LONDON - Researchers in Germany predict that vast tracts of psychiatric research will have to be revisited following their discovery that the enzyme that synthesizes the neurotransmitter serotonin is encoded by two genes rather than one.

Because only one of the two genes is expressed in brain and other nervous tissue, the group's finding will, in addition, pave the way for new drugs to manipulate brain levels of serotonin without causing side effects elsewhere in the body. Similarly, the ability to alter levels of serotonin in the gut and blood without affecting those in the brain will make it possible to develop novel compounds capable of inducing immunosuppression and dissolving unwanted blood clots.

Diego Walther and Michael Bader of the Max Delbruck Center for Molecular Medicine in Berlin-Buch, Germany, and their colleagues, report their work in a paper in the Jan. 3, 2002, issue of Science titled "Synthesis of Serotonin by A Second Tryptophan Hydroxylase Isoform."

Walther told BioWorld International, "Hundreds of linkage studies have been done over the past few decades, looking for mutations in the gene for the enzyme that synthesizes serotonin. Our study indicates that these investigations have focused on the wrong gene."

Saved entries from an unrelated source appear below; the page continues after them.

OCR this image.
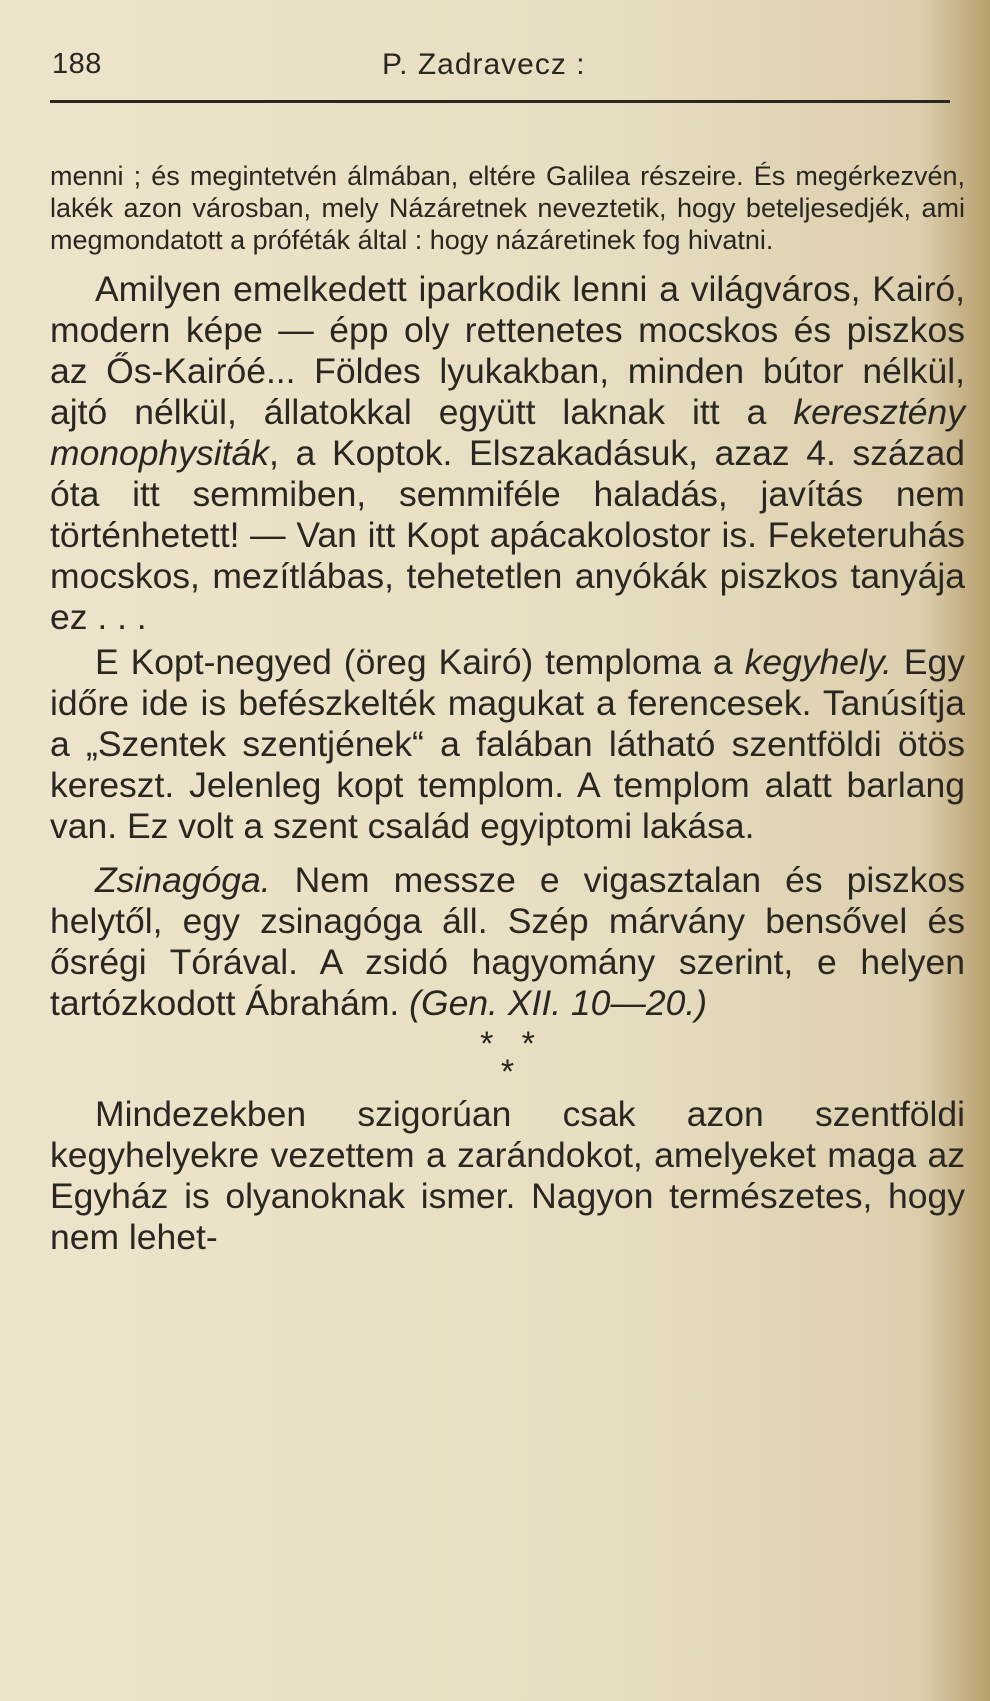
188	P. Zadravecz :

menni ; és megintetvén álmában, eltére Galilea részeire. És megérkezvén, lakék azon városban, mely Názáretnek neveztetik, hogy beteljesedjék, ami megmondatott a próféták által : hogy názáretinek fog hivatni.

Amilyen emelkedett iparkodik lenni a világváros, Kairó, modern képe — épp oly rettenetes mocskos és piszkos az Ős-Kairóé... Földes lyukakban, minden bútor nélkül, ajtó nélkül, állatokkal együtt laknak itt a keresztény monophysiták, a Koptok. Elszakadásuk, azaz 4. század óta itt semmiben, semmiféle haladás, javítás nem történhetett! — Van itt Kopt apácakolostor is. Feketeruhás mocskos, mezítlábas, tehetetlen anyókák piszkos tanyája ez . . .

E Kopt-negyed (öreg Kairó) temploma a kegyhely. Egy időre ide is befészkelték magukat a ferencesek. Tanúsítja a „Szentek szentjének“ a falában látható szentföldi ötös kereszt. Jelenleg kopt templom. A templom alatt barlang van. Ez volt a szent család egyiptomi lakása.

Zsinagóga. Nem messze e vigasztalan és piszkos helytől, egy zsinagóga áll. Szép márvány bensővel és ősrégi Tórával. A zsidó hagyomány szerint, e helyen tartózkodott Ábrahám. (Gen. XII. 10—20.)

*   *
*

Mindezekben szigorúan csak azon szentföldi kegyhelyekre vezettem a zarándokot, amelyeket maga az Egyház is olyanoknak ismer. Nagyon természetes, hogy nem lehet-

Serotonin, which is also known as 5-hydroxytryptamine (5-HT), has a key role in determining mood. It also regulates sleep, anxiety, alcoholism, drug abuse, food intake and sexual behavior. In tissues other than the central nervous system, it is essential for maintaining the tone of blood vessels, gut motility, control of bleeding and cell-mediated immune responses.

The rate-limiting enzyme in serotonin synthesis is tryptophan hydroxylase (TPH). Walther and his colleagues decided to investigate what would happen to mice if they knocked out the animals' gene for TPH. To their enormous surprise, they found that although these animals had virtually no serotonin in non-neural tissues, they had normal amounts of serotonin in their brains, and their behavior was unchanged on tests that normally detect abnormal brain levels of serotonin.

Over the past 20 years or so, there had been clues that there might be different versions of TPH. For example, TPH isolated from the brain appeared to have different biochemical parameters from TPH isolated from the gut. But, Walther said, no one had ever confirmed that this was the case.

"We decided to assume that a second isoform of TPH was responsible for what we observed, and that this was an independent genetic entity," he said. "So we started to search for a second gene encoding TPH."

They screened databases of the human genome, and identified sequences that were present on human chromosome 12, near a gene encoding an enzyme related to TPH, namely phenylalanine hydroxylase. Once researchers had obtained the full sequence of the gene, which they called tph2, they could see that it was very different from the original gene, now called tph1, although 70 percent of the deduced amino acid sequences were identical. Further experiments showed that messenger RNA for tph1 could be found in the duodenum of mice, but not in the brain, and that for tph2 could be found only in the brain. Highly sensitive tests showed that there was about 150 times more RNA for tph2 in the brain stem of wild-type mice than RNA for tph1.

Walther said, "The fact that our knockout mice have normal levels of serotonin in their brains indicates that this isoform is the more important one for serotonin synthesis in the brain, not the gene that was previously known. Consequently, studies that have been conducted to date on serotonin synthesis disorders were all conducted on the wrong gene, as this gene is hardly expressed at all in brain."

The impact on psychiatric research would be "profound," he added. "Moreover, our work will open new avenues for treatment and diagnosis because we can now manipulate one of the isoforms without affecting the other one, as they are slightly different."

Walther predicted that in the future it would be possible to treat psychiatric disorders by changing serotonin levels without causing side effects such as bleeding, which result from lowering serotonin levels in the blood. Equally, it would become possible to treat defects in hemostasis, including clot formation, caused by lack of serotonin without the risk of psychiatric side effects. Given serotonin's role in regulating cellular immune responses, new immunosuppressive drugs for transplant patients and to treat allergies would also follow, he predicted, again without the risk of affecting the central nervous system.

Next, the group is planning to make a knockout mouse lacking tph2. "We expect these animals to have major differences in brain development compared to wild-type mice," Walther said. "These studies will help us to find out how serotonin regulates brain development during embryogenesis."